I think about all these events because I'm stunned today that 50 years have elapsed since that day. Imagine measuring years by 50! Projecting 50 years ahead on that late November weekend of 1963 was unimaginable, just as it's unimaginable to project 50 years ahead to 2063.
At that time I had a clear memory of reading a bit of yellow journalist press about a man who did unnaturally in some lurid sort of way.
He was in 60's. Old, I registered.
Even my parents weren't that old.
And now I'm 64, and Medicare is breathing down my neck. Now I'm older then either of my parents were on that day 50 years ago.
Today, I know things would be different. In 1963 the nation came to a stop. People were sad. I think if our current president were assasinated, there'd be celebrations in the street. Today we hate with a vengenace I don't think existed fifty years ago. There was no Fox News spreading lies in 1963. There were no pundits ready to stoke up people's emotions with lies and mistruths. Maybe it's naive on my part to think that way, but we're so fragmented today that it's not likely the nation would behave in the same way it did in 1963.
The world was far less polarized. Perhaps there was a 'them vs. us' mentality, but I think 'they' had more manners and respected the loss 'us' experienced. Maybe I'm wrong. Maybe it's an illuson to think 1963 was different. Maybe I'm just looking at that time from the eyes of a small town 14 year old boy.

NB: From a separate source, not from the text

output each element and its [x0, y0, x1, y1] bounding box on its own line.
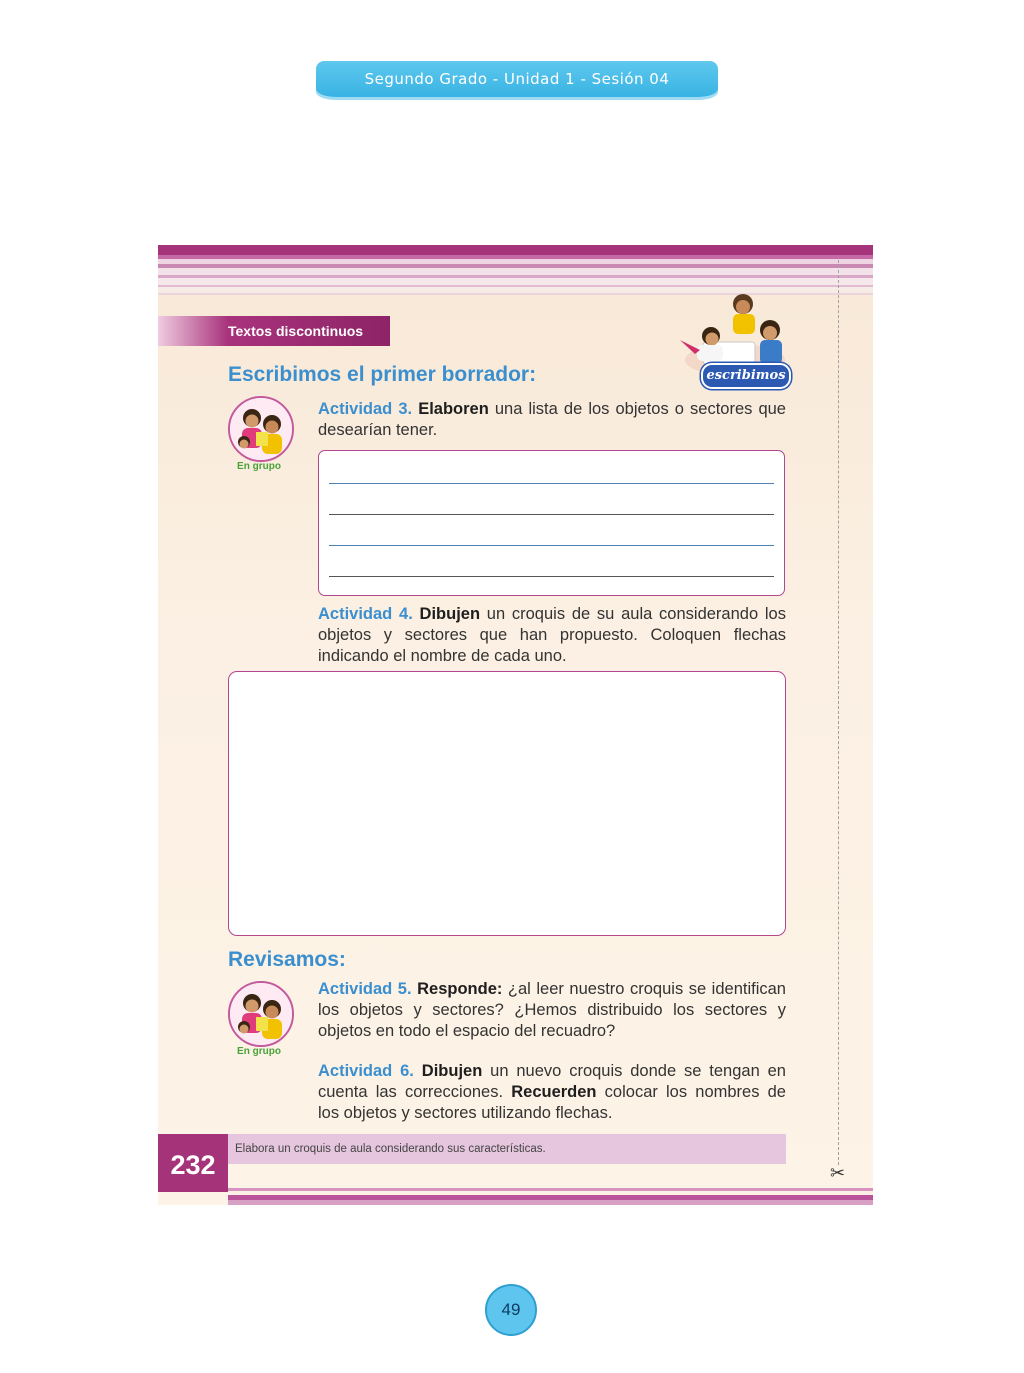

All we saw that weekend in late November 1963 was a beautiful young woman and her two small children--widowed and fatherless--walking behind the horseless carriage carrying the coffin of a young, handsome President.
We've lost something precious in those ensuing years. There is nothing wrong with innocence. There is nothing wrong with not knowing every negative detail about someone's life.
50 years! This is what spooks me the most. I have a cousin who will celebrate her 50th wedding anniversary in a year. My own 50th high school will be in less than four years.
Now there is far less time than there is more.
At times--usually early in the mornng when I can't sleep--this weighs heavily on my mind.
But it makes me grateful as well.
I write this on a two hour flight from Cancun to Mexico City. This follows a two week Southern Caribbean cruise and a week on the Mexican Riviera.
The 14 year old boy skimming stones and twigs off the hospital pond that weekend long ago could never have imagined all he'd have waiting for him
While waiting for the fight, I noticed a slogan on an aircraft of an unidentified airline: 'Live the dream' it said.
A friend reminded me recently that I've had a very good life, an envious one, he said.
And, yes, it has been good. Very good. And while I don't relish Medicare as my primary health insurance, I realize I've had 20 more years of life than the young President killed 50 years ago today. Almost 25 more than his young son who, as a child, saluted his father's coffin. I've even had more years than his young widow.
I have lived the dream and my friend is right.
It's been a very good life.
And we need benchmarks like this to see to recognize these things.